30 Haziran 2006 Cuma

Eğitim ve Yaz

Sanıyormusunuz ki çocuklar tatile girdi. Aslında onlar için en zor mevsim şimdi başladı. Yıl boyunca okul sınırları içerisinde çocukluklarını yaşadılar doya doya. Güldüler, eğlendiler, öğrendiler. Şimdilerde hangi tezgahın başındalar kimbilir. Kimileri pamuk tarlalarında ırgatlık yapmakta kimisi eli yüzü karalar içinde sanayide. Dışarıya çıkamaz oldum...
Daha dün market karşılaştığım çocuk. Beni gördüğünde üzerindeki önlükten kurtulmak için nasılda kendini paraladı. Görünmemek için çok uğraştım. Kahretsinki kasadan geçmem gerekiyordu. Gözlerinin içine baktım, olur böyle şeyler der gibi. Artık markete gidemiyorum...

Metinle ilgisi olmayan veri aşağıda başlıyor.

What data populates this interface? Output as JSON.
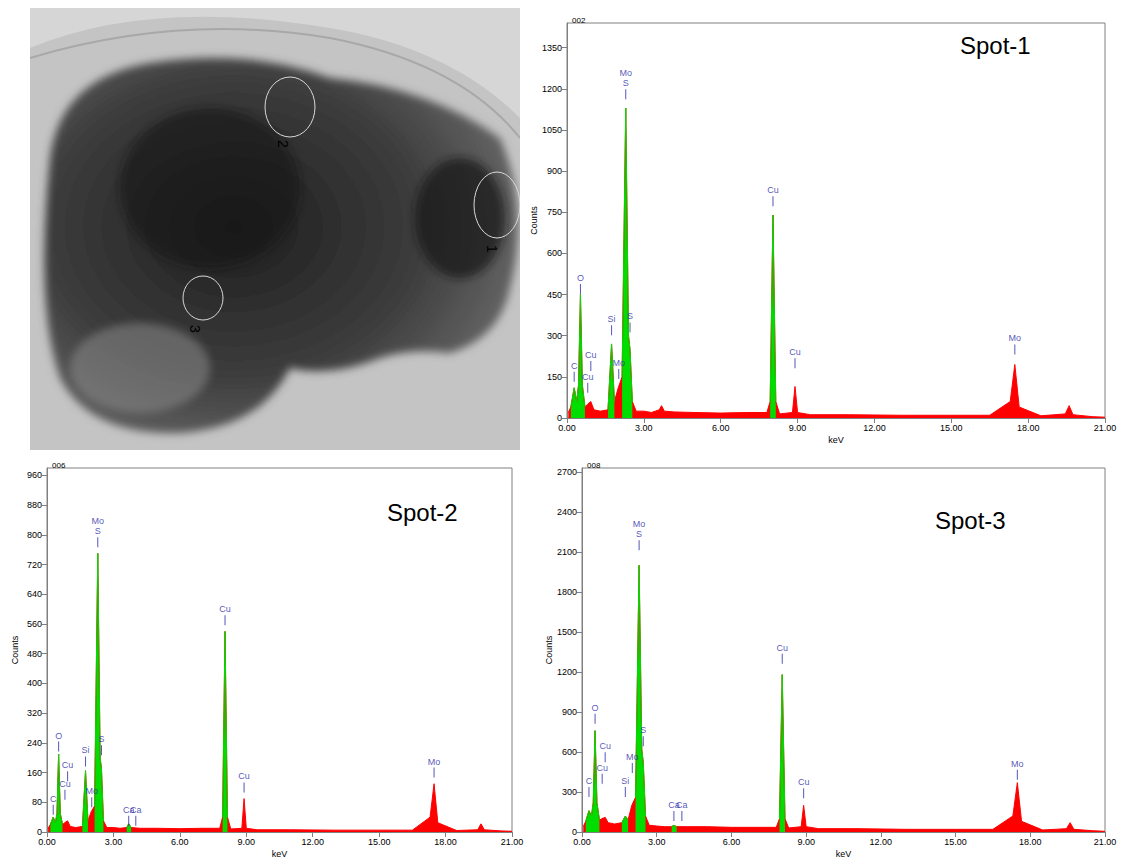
{
  "micrograph": {
    "spot_labels": [
      "1",
      "2",
      "3"
    ]
  },
  "chart_data": [
    {
      "type": "area",
      "title": "Spot-1",
      "subtitle": "002",
      "xlabel": "keV",
      "ylabel": "Counts",
      "grid": false,
      "x": [
        0.05,
        0.15,
        0.28,
        0.38,
        0.45,
        0.525,
        0.6,
        0.7,
        0.8,
        0.93,
        1.05,
        1.3,
        1.6,
        1.74,
        1.85,
        2.0,
        2.15,
        2.293,
        2.4,
        2.46,
        2.55,
        2.7,
        3.0,
        3.3,
        3.6,
        3.69,
        3.8,
        4.2,
        5.0,
        6.0,
        7.0,
        7.8,
        7.93,
        8.04,
        8.15,
        8.3,
        8.8,
        8.9,
        9.0,
        9.5,
        11.0,
        13.0,
        15.0,
        16.5,
        17.3,
        17.48,
        17.65,
        18.5,
        19.45,
        19.6,
        19.75,
        20.5,
        21.0
      ],
      "series": [
        {
          "color": "#ff0000",
          "values": [
            20,
            40,
            110,
            60,
            120,
            450,
            120,
            40,
            50,
            60,
            30,
            25,
            30,
            270,
            60,
            110,
            150,
            1130,
            300,
            250,
            60,
            25,
            25,
            20,
            30,
            45,
            25,
            22,
            20,
            18,
            20,
            20,
            60,
            740,
            60,
            15,
            20,
            115,
            20,
            12,
            12,
            10,
            10,
            10,
            60,
            195,
            40,
            8,
            15,
            45,
            12,
            5,
            3
          ]
        },
        {
          "color": "#00dd00",
          "values": [
            null,
            40,
            110,
            60,
            120,
            450,
            120,
            40,
            null,
            null,
            null,
            null,
            30,
            270,
            60,
            null,
            150,
            1130,
            300,
            250,
            60,
            null,
            null,
            null,
            null,
            null,
            null,
            null,
            null,
            null,
            null,
            null,
            60,
            740,
            60,
            null,
            null,
            null,
            null,
            null,
            null,
            null,
            null,
            null,
            null,
            null,
            null,
            null,
            null,
            null,
            null,
            null,
            null
          ]
        }
      ],
      "xlim": [
        0,
        21
      ],
      "xticks": [
        {
          "value": 0,
          "label": "0.00"
        },
        {
          "value": 3,
          "label": "3.00"
        },
        {
          "value": 6,
          "label": "6.00"
        },
        {
          "value": 9,
          "label": "9.00"
        },
        {
          "value": 12,
          "label": "12.00"
        },
        {
          "value": 15,
          "label": "15.00"
        },
        {
          "value": 18,
          "label": "18.00"
        },
        {
          "value": 21,
          "label": "21.00"
        }
      ],
      "ylim": [
        0,
        1440
      ],
      "yticks": [
        0,
        150,
        300,
        450,
        600,
        750,
        900,
        1050,
        1200,
        1350
      ],
      "annotations": [
        {
          "text": [
            "C"
          ],
          "x": 0.28,
          "y": 150
        },
        {
          "text": [
            "O"
          ],
          "x": 0.525,
          "y": 470
        },
        {
          "text": [
            "Cu"
          ],
          "x": 0.93,
          "y": 190
        },
        {
          "text": [
            "Cu"
          ],
          "x": 0.81,
          "y": 110
        },
        {
          "text": [
            "Si"
          ],
          "x": 1.74,
          "y": 320
        },
        {
          "text": [
            "Mo"
          ],
          "x": 2.02,
          "y": 160
        },
        {
          "text": [
            "Mo",
            "S"
          ],
          "x": 2.293,
          "y": 1180
        },
        {
          "text": [
            "S"
          ],
          "x": 2.46,
          "y": 330
        },
        {
          "text": [
            "Cu"
          ],
          "x": 8.04,
          "y": 790
        },
        {
          "text": [
            "Cu"
          ],
          "x": 8.9,
          "y": 200
        },
        {
          "text": [
            "Mo"
          ],
          "x": 17.48,
          "y": 250
        }
      ]
    },
    {
      "type": "area",
      "title": "Spot-2",
      "subtitle": "006",
      "xlabel": "keV",
      "ylabel": "Counts",
      "grid": false,
      "x": [
        0.05,
        0.15,
        0.28,
        0.38,
        0.45,
        0.525,
        0.6,
        0.7,
        0.8,
        0.93,
        1.05,
        1.3,
        1.6,
        1.74,
        1.85,
        2.0,
        2.15,
        2.293,
        2.4,
        2.46,
        2.55,
        2.7,
        3.0,
        3.3,
        3.6,
        3.69,
        3.8,
        4.2,
        5.0,
        6.0,
        7.0,
        7.8,
        7.93,
        8.04,
        8.15,
        8.3,
        8.8,
        8.9,
        9.0,
        9.5,
        11.0,
        13.0,
        15.0,
        16.5,
        17.3,
        17.48,
        17.65,
        18.5,
        19.45,
        19.6,
        19.75,
        20.5,
        21.0
      ],
      "series": [
        {
          "color": "#ff0000",
          "values": [
            10,
            20,
            40,
            25,
            50,
            210,
            50,
            20,
            25,
            30,
            15,
            12,
            15,
            165,
            30,
            55,
            70,
            750,
            200,
            170,
            30,
            12,
            12,
            10,
            12,
            22,
            12,
            10,
            10,
            9,
            10,
            10,
            40,
            540,
            40,
            8,
            10,
            90,
            10,
            6,
            6,
            5,
            5,
            5,
            40,
            130,
            25,
            4,
            6,
            22,
            6,
            3,
            2
          ]
        },
        {
          "color": "#00dd00",
          "values": [
            null,
            20,
            40,
            25,
            50,
            210,
            50,
            20,
            null,
            null,
            null,
            null,
            15,
            165,
            30,
            null,
            70,
            750,
            200,
            170,
            30,
            null,
            null,
            null,
            12,
            22,
            12,
            null,
            null,
            null,
            null,
            null,
            40,
            540,
            40,
            null,
            null,
            null,
            null,
            null,
            null,
            null,
            null,
            null,
            null,
            null,
            null,
            null,
            null,
            null,
            null,
            null,
            null
          ]
        }
      ],
      "xlim": [
        0,
        21
      ],
      "xticks": [
        {
          "value": 0,
          "label": "0.00"
        },
        {
          "value": 3,
          "label": "3.00"
        },
        {
          "value": 6,
          "label": "6.00"
        },
        {
          "value": 9,
          "label": "9.00"
        },
        {
          "value": 12,
          "label": "12.00"
        },
        {
          "value": 15,
          "label": "15.00"
        },
        {
          "value": 18,
          "label": "18.00"
        },
        {
          "value": 21,
          "label": "21.00"
        }
      ],
      "ylim": [
        0,
        980
      ],
      "yticks": [
        0,
        80,
        160,
        240,
        320,
        400,
        480,
        560,
        640,
        720,
        800,
        880,
        960
      ],
      "annotations": [
        {
          "text": [
            "C"
          ],
          "x": 0.28,
          "y": 60
        },
        {
          "text": [
            "O"
          ],
          "x": 0.525,
          "y": 230
        },
        {
          "text": [
            "Cu"
          ],
          "x": 0.93,
          "y": 150
        },
        {
          "text": [
            "Cu"
          ],
          "x": 0.81,
          "y": 100
        },
        {
          "text": [
            "Si"
          ],
          "x": 1.74,
          "y": 190
        },
        {
          "text": [
            "Mo"
          ],
          "x": 2.02,
          "y": 80
        },
        {
          "text": [
            "Mo",
            "S"
          ],
          "x": 2.293,
          "y": 780
        },
        {
          "text": [
            "S"
          ],
          "x": 2.46,
          "y": 220
        },
        {
          "text": [
            "Ca"
          ],
          "x": 3.69,
          "y": 30
        },
        {
          "text": [
            "Ca"
          ],
          "x": 4.01,
          "y": 30
        },
        {
          "text": [
            "Cu"
          ],
          "x": 8.04,
          "y": 570
        },
        {
          "text": [
            "Cu"
          ],
          "x": 8.9,
          "y": 120
        },
        {
          "text": [
            "Mo"
          ],
          "x": 17.48,
          "y": 160
        }
      ]
    },
    {
      "type": "area",
      "title": "Spot-3",
      "subtitle": "008",
      "xlabel": "keV",
      "ylabel": "Counts",
      "grid": false,
      "x": [
        0.05,
        0.15,
        0.28,
        0.38,
        0.45,
        0.525,
        0.6,
        0.7,
        0.8,
        0.93,
        1.05,
        1.3,
        1.6,
        1.74,
        1.85,
        2.0,
        2.15,
        2.293,
        2.4,
        2.46,
        2.55,
        2.7,
        3.0,
        3.3,
        3.6,
        3.69,
        3.8,
        4.2,
        5.0,
        6.0,
        7.0,
        7.8,
        7.93,
        8.04,
        8.15,
        8.3,
        8.8,
        8.9,
        9.0,
        9.5,
        11.0,
        13.0,
        15.0,
        16.5,
        17.3,
        17.48,
        17.65,
        18.5,
        19.45,
        19.6,
        19.75,
        20.5,
        21.0
      ],
      "series": [
        {
          "color": "#ff0000",
          "values": [
            40,
            80,
            160,
            120,
            220,
            760,
            220,
            90,
            100,
            110,
            70,
            60,
            70,
            120,
            90,
            200,
            260,
            2000,
            620,
            520,
            120,
            50,
            45,
            40,
            40,
            50,
            40,
            40,
            40,
            35,
            35,
            35,
            100,
            1180,
            100,
            30,
            40,
            200,
            40,
            25,
            25,
            20,
            20,
            20,
            120,
            370,
            80,
            15,
            25,
            70,
            20,
            10,
            5
          ]
        },
        {
          "color": "#00dd00",
          "values": [
            null,
            80,
            160,
            120,
            220,
            760,
            220,
            90,
            null,
            null,
            null,
            null,
            70,
            120,
            90,
            null,
            260,
            2000,
            620,
            520,
            120,
            null,
            null,
            null,
            40,
            50,
            40,
            null,
            null,
            null,
            null,
            null,
            100,
            1180,
            100,
            null,
            null,
            null,
            null,
            null,
            null,
            null,
            null,
            null,
            null,
            null,
            null,
            null,
            null,
            null,
            null,
            null,
            null
          ]
        }
      ],
      "xlim": [
        0,
        21
      ],
      "xticks": [
        {
          "value": 0,
          "label": "0.00"
        },
        {
          "value": 3,
          "label": "3.00"
        },
        {
          "value": 6,
          "label": "6.00"
        },
        {
          "value": 9,
          "label": "9.00"
        },
        {
          "value": 12,
          "label": "12.00"
        },
        {
          "value": 15,
          "label": "15.00"
        },
        {
          "value": 18,
          "label": "18.00"
        },
        {
          "value": 21,
          "label": "21.00"
        }
      ],
      "ylim": [
        0,
        2730
      ],
      "yticks": [
        0,
        300,
        600,
        900,
        1200,
        1500,
        1800,
        2100,
        2400,
        2700
      ],
      "annotations": [
        {
          "text": [
            "C"
          ],
          "x": 0.28,
          "y": 300
        },
        {
          "text": [
            "O"
          ],
          "x": 0.525,
          "y": 850
        },
        {
          "text": [
            "Cu"
          ],
          "x": 0.93,
          "y": 560
        },
        {
          "text": [
            "Cu"
          ],
          "x": 0.81,
          "y": 400
        },
        {
          "text": [
            "Si"
          ],
          "x": 1.74,
          "y": 300
        },
        {
          "text": [
            "Mo"
          ],
          "x": 2.02,
          "y": 480
        },
        {
          "text": [
            "Mo",
            "S"
          ],
          "x": 2.293,
          "y": 2150
        },
        {
          "text": [
            "S"
          ],
          "x": 2.46,
          "y": 680
        },
        {
          "text": [
            "Ca"
          ],
          "x": 3.69,
          "y": 120
        },
        {
          "text": [
            "Ca"
          ],
          "x": 4.01,
          "y": 120
        },
        {
          "text": [
            "Cu"
          ],
          "x": 8.04,
          "y": 1300
        },
        {
          "text": [
            "Cu"
          ],
          "x": 8.9,
          "y": 290
        },
        {
          "text": [
            "Mo"
          ],
          "x": 17.48,
          "y": 430
        }
      ]
    }
  ]
}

Semtin en kalabalık yerinde her an bir köşede karşılaşma ihtimal var onlarla. Bazen bir ayakkabı boyacısı yaklaşır yanıma, yüzüme bakmadan abii boyayım mı der. Başımı kaldırdığım da 9K sınıfında Ahmettir bu. Öylece kalakalırız kaldırımda. Boyadan ciladan kararmış ellerine bakmamak için ne yapsam boştur. Çalışmanın erdem olduğunda bahsederim ona hep. Aileye yardımcı olmanın öneminden. Kaldırımda yürüyemez oldum.
Çocuklar metropol yaşamında inanılmaz işlerde yapıyor bunun yanında. Bilet satıcısı öğrencilerim var. Korsan cd tezgahlarında çalışanlar. Ama en çokta garsonlar. Acemi, yakışıksız elleriyle masada keyif çatan birine çay getirirken görmeye dayanamam onları. Boğaza inemez oldum...
Ben bilmezdim ta ki düne kadar. Meğer bu çocuklar konfeksiyon atölyelerinden çalışırlarmış büyük bir çoğunluk. Ortacı derlermiş gariplerime. Aldıkları ücret, patronları cömertse haftada 50 liraymış. Mesainin de sınırı yokmuş. Kimi zaman atölyede sabahlıyorlarmış. Atölye dediğim karanlık bodrum katı. Şimdilerde üzerimde ki elbise kaskatı kesiliyor. Onların o küçücük ellerinden çıktığını düşündükçe.
Yaz kötü bir mevsim onlar için. Çocuk işçi çalıştırılamaz müediyeli yasalar onları korumuyor.
Hocalarımız hiç sormayın. Öyle ya 90 gün boyunca yatıyorlar. O sahil senin bu plaj benim dolaşıyorlar. Nerede? Artık semt pazarına da gidemez oldum. Çoğu zaman pazarın bir ucunda tezgahta bir şeyler satarken onları görmek olası. O kadar belli ediyorlar ki kendini. Hayatında hiç öğretmen görmeyen biri bile, rahatlıkla ayırt edebilir onları.
Anlaşıldı. Camia olarak bir sonraki eğitim öğretim yılına da yorgun gireceğiz. Kimbilir belki kar falan yağarda dinleniriz.